The One World Media awards celebrate journalistic excellence in international media coverage of the developing world - focused on highlighting the vital role journalists and filmmakers have in increasing cultural understanding and supporting equality and justice worldwide.

The prestigious Popular Features Award is awarded for a piece of media, including broadcast, digital, print or film, that deals with stories, topics or issues in, about or related to the developing world through creative treatment of an issue. The Tribe was recognised for reaching a wider audience potentially less familiar with developing countries and issues and help to provide a more accurate, balanced perspective.

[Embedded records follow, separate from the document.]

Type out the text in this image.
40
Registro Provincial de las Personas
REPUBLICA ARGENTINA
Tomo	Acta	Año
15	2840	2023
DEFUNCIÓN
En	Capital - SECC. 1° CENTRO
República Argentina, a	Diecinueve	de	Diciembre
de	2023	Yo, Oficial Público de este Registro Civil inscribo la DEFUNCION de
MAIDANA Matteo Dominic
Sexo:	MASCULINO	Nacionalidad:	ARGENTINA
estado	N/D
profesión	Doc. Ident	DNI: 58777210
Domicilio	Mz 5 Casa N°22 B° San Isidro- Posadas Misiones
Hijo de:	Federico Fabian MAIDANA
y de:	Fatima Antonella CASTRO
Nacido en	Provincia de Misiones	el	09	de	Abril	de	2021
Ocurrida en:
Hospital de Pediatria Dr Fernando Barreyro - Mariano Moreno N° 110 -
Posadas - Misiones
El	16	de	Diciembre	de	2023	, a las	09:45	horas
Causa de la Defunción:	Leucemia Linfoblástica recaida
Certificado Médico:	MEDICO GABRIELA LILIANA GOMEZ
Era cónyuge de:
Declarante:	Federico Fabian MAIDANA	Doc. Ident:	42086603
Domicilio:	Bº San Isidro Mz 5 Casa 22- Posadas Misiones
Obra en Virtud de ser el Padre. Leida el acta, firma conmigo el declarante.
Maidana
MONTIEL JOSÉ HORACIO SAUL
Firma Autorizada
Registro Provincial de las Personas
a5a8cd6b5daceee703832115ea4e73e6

Clothilde Redfern, Director of One World Media said: “Many people think of the developing world only in terms of disasters, emergencies and, in the case of the past year, terrorism. But the beauty of the Awards is that we see another side to developing countries around the world, with some amazing and inspiring stories of bravery, hope and a commitment to revealing the truth behind the facades we often see.”

Channel 4 also had two other finalists – Dispatches: Escape from Isis in the Television Documentary Award category for a programme that deals with stories, topics or issues in, about or related to the developing world and Unreported World: 40 Years to Find My Family in the Short Film Award.

The Tribe can still be viewed on All4 here http://www.channel4.com/programmes/the-tribe . In a television first, Channel 4 was granted access by a rural Ethiopian tribe to capture their life using fixed-rig cameras in this series.

Part of the 20,000-strong Hamar tribe living in the Omo region of Southern Ethiopia, one family, known to their friends and neighbours as the Ayke Muko’s, allowed Channel 4 to film their day-to-day life. Cameras placed in and around the family’s huts capture the intricacies of their relationships, their social bonds and attitudes towards parenting and the community. The series charts how they are embracing the encroachment of the modern world while holding onto their traditional way of life.

Filmed for the most part with small unobtrusive cameras, the series presents an intimate and uniquely authentic portrayal of tribal family life. It follows them as they fall in love, fall out and come together as a family and through it all we discover there may be more that unites than divides our two worlds.